I applaud the result of the lawsuit but know that it didn't benefit me.
Really? Was that true for both TCP1 and TCP2?
Let's set the stage at what happened at the transition between UC/LLNS as far as benefits were concerned.
1. You're eligible for TCP1 and take it. You get a retirement medical plan that's more expensive and possibly not as good as the UC medical plan.
2. You are not eligible for TCP1 and must take TCP2. The retirement medical plan for TCP2 is eligibility to a reduced cost pool plan, not the plan given to TCP1.
3. You are eligible for TCP1 but freeze with UC - your retirement is UC and however much you can squirrel away into TCP2 - but you are given the TCP1 medical plan.
At contractor change over, HR makes it clear that the medical plans - both as you are employed and after you retire - are under the contractor operating the lab. This was news to all of us who had been there for decades. We thought our retirement and medical retirement were going to be UC. This was implied by UC and HR and this was why the retiree lawsuit prevailed. But like any class action lawsuit, you had to be a member of the class that had suffered damages. In this case you had to be retired and receiving medical in retirement from UC at the time it was taken away.
You can give LLNS and NNSA some credit. They gave employees who were vested a defined benefit plan - TCP1, and were given a decent retirement medical plan. You can argue that neither may have been as good as UC offerings, but it was something.
Now the TCP2 folks are in a different situation. They get their 401k and a discount ticket for some nebulous retirement medical. Both are less expensive to the Lab and NNSA and that's what NNSA wants and gets.

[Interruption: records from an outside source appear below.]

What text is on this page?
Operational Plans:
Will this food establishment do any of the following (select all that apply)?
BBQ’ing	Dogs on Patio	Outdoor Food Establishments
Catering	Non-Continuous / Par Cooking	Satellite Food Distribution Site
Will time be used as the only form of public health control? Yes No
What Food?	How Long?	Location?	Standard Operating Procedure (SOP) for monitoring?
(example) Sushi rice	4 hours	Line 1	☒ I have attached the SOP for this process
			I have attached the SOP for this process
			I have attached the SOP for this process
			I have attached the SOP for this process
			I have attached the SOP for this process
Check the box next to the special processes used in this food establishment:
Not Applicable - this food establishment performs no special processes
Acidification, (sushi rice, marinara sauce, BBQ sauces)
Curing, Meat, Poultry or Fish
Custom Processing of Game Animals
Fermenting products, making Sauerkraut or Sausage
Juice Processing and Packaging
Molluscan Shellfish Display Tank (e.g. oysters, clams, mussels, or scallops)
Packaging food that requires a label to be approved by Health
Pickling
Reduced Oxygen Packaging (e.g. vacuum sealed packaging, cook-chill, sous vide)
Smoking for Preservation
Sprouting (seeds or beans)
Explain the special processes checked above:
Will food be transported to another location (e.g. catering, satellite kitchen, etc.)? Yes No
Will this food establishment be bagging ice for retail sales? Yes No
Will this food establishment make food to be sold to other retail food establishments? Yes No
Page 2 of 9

So LLNS as the contractor offered different retirement plans and different retirement medical plans, all of which is based on whether or not you were vested at the lab with a minimum of 5 years of service. If you had less that 5 years or were a new hire, no choice - it was TCP2 retirement and the low cost pool access medical.
-Doug
Those employees who retired when the UC contracted ended and continued with LLNS, have a retirement date of Oct 1, 2007, and never received UC health care coverage after retirement. Therefore, even though they are UC retirees, they do not appear to meet the criteria to be a Class Member.